La palabra podría ser “insustancial”. Pero sonaría despectivo, porque la constante de la obra de Sofía Coppola hasta aquí es, justamente, pensar qué es “insustancial”, qué es lo que nos fascina de los brillos fugaces de la fama y sus vestimentas. Salvo en su opera prima, la excelente “Las vírgenes suicidas”, en todas sus películas la idea de ser parte de una elite y vivir en o por ella aparece como una reflexión.
“Amo la fama” es la historia de una banda de adolescentes que robó casas de estrellas y famosos, más fascinados por penetrar ese universo glamoroso que por el dinero en sí mismo.

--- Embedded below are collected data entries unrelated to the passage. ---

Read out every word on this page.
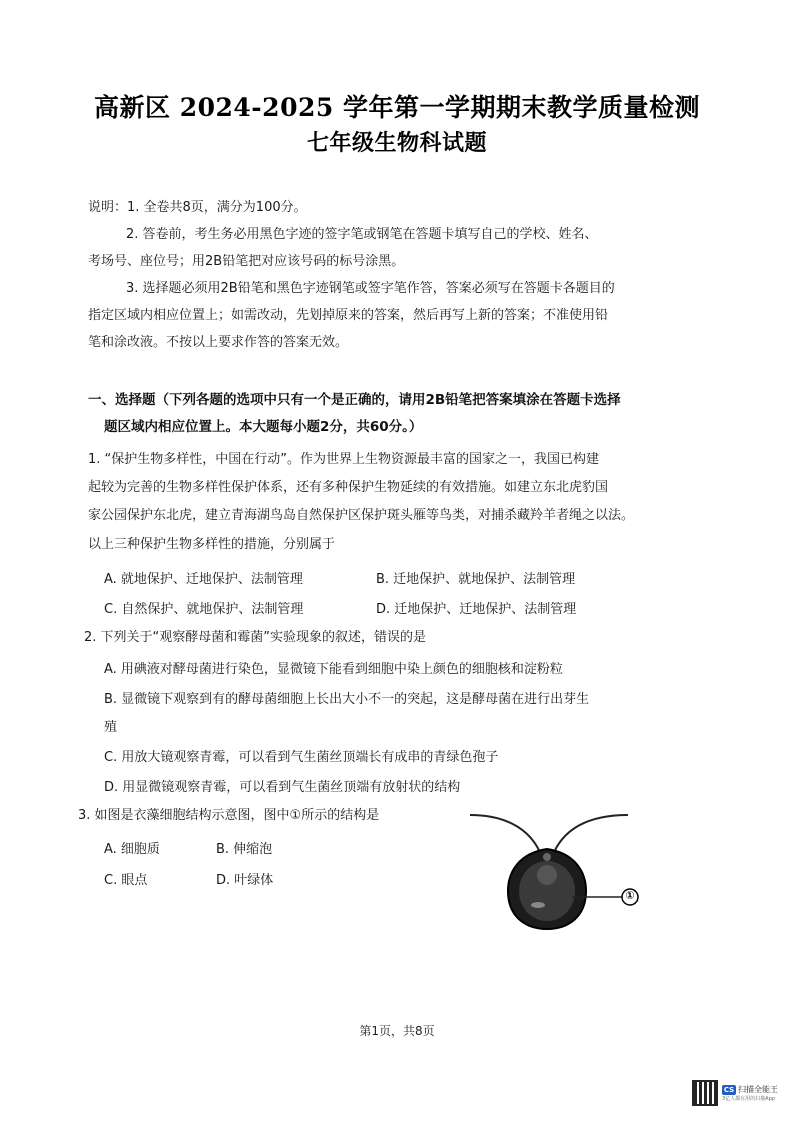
高新区 2024-2025 学年第一学期期末教学质量检测
七年级生物科试题
说明：1. 全卷共8页，满分为100分。
2. 答卷前，考生务必用黑色字迹的签字笔或钢笔在答题卡填写自己的学校、姓名、
考场号、座位号；用2B铅笔把对应该号码的标号涂黑。
3. 选择题必须用2B铅笔和黑色字迹钢笔或签字笔作答，答案必须写在答题卡各题目的
指定区域内相应位置上；如需改动，先划掉原来的答案，然后再写上新的答案；不准使用铅
笔和涂改液。不按以上要求作答的答案无效。
一、选择题（下列各题的选项中只有一个是正确的，请用2B铅笔把答案填涂在答题卡选择
题区域内相应位置上。本大题每小题2分，共60分。）
1. “保护生物多样性，中国在行动”。作为世界上生物资源最丰富的国家之一，我国已构建
起较为完善的生物多样性保护体系，还有多种保护生物延续的有效措施。如建立东北虎豹国
家公园保护东北虎，建立青海湖鸟岛自然保护区保护斑头雁等鸟类，对捕杀藏羚羊者绳之以法。
以上三种保护生物多样性的措施，分别属于
A. 就地保护、迁地保护、法制管理	B. 迁地保护、就地保护、法制管理
C. 自然保护、就地保护、法制管理	D. 迁地保护、迁地保护、法制管理
2. 下列关于“观察酵母菌和霉菌”实验现象的叙述，错误的是
A. 用碘液对酵母菌进行染色，显微镜下能看到细胞中染上颜色的细胞核和淀粉粒
B. 显微镜下观察到有的酵母菌细胞上长出大小不一的突起，这是酵母菌在进行出芽生
殖
C. 用放大镜观察青霉，可以看到气生菌丝顶端长有成串的青绿色孢子
D. 用显微镜观察青霉，可以看到气生菌丝顶端有放射状的结构
3. 如图是衣藻细胞结构示意图，图中①所示的结构是
A. 细胞质	B. 伸缩泡
C. 眼点	D. 叶绿体
①
第1页，共8页
CS 扫描全能王
3亿人都在用的扫描App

Que el film, elegante y sincero, se base en una noticia real no es lo de menos: el estilo de cuento de hadas moderno que Coppola imprime en todas sus ficciones y que es, en cierto punto, perturbador –en cuanto comprendemos los deseos demasiado humanos de sus protagonistas, demasiado “insustanciales”– choca contra la conciencia de que tales personas existen en el mundo detrás de la pantalla.
El problema siempre en el cine de esta directora es el regodeo en la espontaneidad de algunos gestos, en la deriva circunstancial. No es que esté “mal” en sí, sino que diluye la potencia dramática o la precisión de la mirada y transforma la película en un caramelo pop de consumo inmediato. Al mismo tiempo, su mayor virtud y su mayor defecto. Incluso así, es un film para mirar con atención, de una realizadora que tiene una voz propia. No es poco.